4. Komite nasional dibentuk untuk mengoordinasikan program

Pelaksanaan kebijakan akan dikoordinasikan oleh Komite Pengembangan Kewirausahaan Nasional yang berada di bawah dan bertanggung jawab kepada Presiden. Dewan pengarah diketuai Menteri Koordinator Bidang Pemberdayaan Masyarakat, sedangkan Menteri UMKM menjadi ketua pelaksana.
Sejumlah kementerian lain juga terlibat agar pengembangan kewirausahaan dapat dilaksanakan secara terencana dan terpadu, bukan hanya menjadi tanggung jawab satu kementerian.
5. Pendanaan dapat digunakan untuk inkubasi dan akses pasar

Pendanaan program dapat berasal dari APBN, APBD, dan sumber sah lainnya. Pada tingkat daerah, anggaran dapat digunakan untuk inkubasi usaha, peningkatan kualitas pendamping, perluasan akses pasar, penguatan ekosistem, pembangunan sarana pendukung, dan pendataan wirausaha. Namun, Perpres ini tidak otomatis memberikan bantuan tunai atau pembiayaan kepada setiap pelaku usaha karena manfaatnya tetap bergantung pada program yang diselenggarakan kementerian dan pemerintah daerah.
Perpres Nomor 38 Tahun 2026 memberikan fondasi yang lebih jelas bagi pengembangan wirausaha dari tahap perencanaan hingga menjadi bisnis mapan. Keberhasilannya tetap ditentukan oleh kualitas program turunan, ketepatan penerima, kemampuan pendamping, dan kemudahan pelaku usaha memperoleh informasi.

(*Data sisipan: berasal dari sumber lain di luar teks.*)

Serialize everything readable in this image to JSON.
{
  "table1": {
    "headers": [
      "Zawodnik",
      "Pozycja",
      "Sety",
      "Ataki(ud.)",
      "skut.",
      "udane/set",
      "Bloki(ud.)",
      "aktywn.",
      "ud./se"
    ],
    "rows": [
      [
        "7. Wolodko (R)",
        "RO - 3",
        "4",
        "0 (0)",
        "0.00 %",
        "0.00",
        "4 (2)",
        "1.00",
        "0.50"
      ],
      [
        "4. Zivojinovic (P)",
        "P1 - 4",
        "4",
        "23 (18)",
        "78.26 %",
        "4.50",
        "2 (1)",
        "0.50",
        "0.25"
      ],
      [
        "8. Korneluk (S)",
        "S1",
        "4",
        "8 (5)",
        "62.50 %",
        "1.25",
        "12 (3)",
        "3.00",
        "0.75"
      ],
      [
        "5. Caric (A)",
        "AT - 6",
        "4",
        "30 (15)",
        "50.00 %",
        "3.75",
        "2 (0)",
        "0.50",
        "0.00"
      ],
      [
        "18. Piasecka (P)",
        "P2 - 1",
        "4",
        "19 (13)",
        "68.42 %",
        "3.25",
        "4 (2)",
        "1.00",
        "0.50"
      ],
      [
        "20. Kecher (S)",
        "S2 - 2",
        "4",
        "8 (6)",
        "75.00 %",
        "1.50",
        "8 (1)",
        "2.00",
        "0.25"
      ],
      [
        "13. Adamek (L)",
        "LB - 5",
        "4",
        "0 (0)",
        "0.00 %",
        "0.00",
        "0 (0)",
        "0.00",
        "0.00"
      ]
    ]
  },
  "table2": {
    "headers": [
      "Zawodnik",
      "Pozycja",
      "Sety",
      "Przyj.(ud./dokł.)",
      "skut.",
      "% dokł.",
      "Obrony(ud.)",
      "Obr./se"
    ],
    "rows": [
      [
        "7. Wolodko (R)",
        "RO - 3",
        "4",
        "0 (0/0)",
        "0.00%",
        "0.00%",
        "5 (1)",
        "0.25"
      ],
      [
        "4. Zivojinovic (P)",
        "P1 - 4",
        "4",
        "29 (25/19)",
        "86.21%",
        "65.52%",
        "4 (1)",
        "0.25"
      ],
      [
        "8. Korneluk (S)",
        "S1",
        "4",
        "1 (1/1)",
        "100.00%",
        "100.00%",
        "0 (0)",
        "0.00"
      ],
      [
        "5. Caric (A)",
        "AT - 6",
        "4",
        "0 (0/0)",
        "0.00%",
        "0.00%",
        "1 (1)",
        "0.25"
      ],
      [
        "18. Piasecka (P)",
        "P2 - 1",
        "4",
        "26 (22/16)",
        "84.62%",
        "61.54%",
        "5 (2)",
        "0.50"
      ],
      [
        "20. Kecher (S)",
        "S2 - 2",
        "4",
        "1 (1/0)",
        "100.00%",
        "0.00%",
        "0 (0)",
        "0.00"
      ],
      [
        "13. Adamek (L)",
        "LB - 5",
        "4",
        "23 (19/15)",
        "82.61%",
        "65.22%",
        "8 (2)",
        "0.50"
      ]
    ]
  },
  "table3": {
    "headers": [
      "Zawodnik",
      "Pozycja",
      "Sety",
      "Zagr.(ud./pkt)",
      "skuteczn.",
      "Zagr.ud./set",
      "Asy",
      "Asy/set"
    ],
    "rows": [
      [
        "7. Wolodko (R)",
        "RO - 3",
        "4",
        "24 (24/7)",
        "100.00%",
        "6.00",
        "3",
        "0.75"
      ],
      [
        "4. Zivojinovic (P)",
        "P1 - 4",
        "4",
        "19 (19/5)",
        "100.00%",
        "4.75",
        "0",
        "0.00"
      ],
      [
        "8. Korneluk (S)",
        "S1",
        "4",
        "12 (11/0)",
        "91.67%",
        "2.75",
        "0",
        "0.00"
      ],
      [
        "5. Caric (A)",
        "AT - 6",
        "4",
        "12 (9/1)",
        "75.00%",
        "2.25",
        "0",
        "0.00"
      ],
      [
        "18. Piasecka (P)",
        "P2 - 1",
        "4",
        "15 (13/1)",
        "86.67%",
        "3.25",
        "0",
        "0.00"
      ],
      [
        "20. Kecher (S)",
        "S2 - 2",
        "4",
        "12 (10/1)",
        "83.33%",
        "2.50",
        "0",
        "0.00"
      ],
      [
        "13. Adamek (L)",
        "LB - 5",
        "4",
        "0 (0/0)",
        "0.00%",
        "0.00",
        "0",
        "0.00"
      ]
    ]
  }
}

Pelaku UMKM dan calon wirausaha perlu mengikuti kanal resmi Kementerian UMKM serta pemerintah daerah untuk mengetahui program inkubasi, pelatihan, pendataan, dan akses pasar yang tersedia. Hindari pihak yang menjanjikan bantuan otomatis hanya dengan mengatasnamakan Perpres tersebut.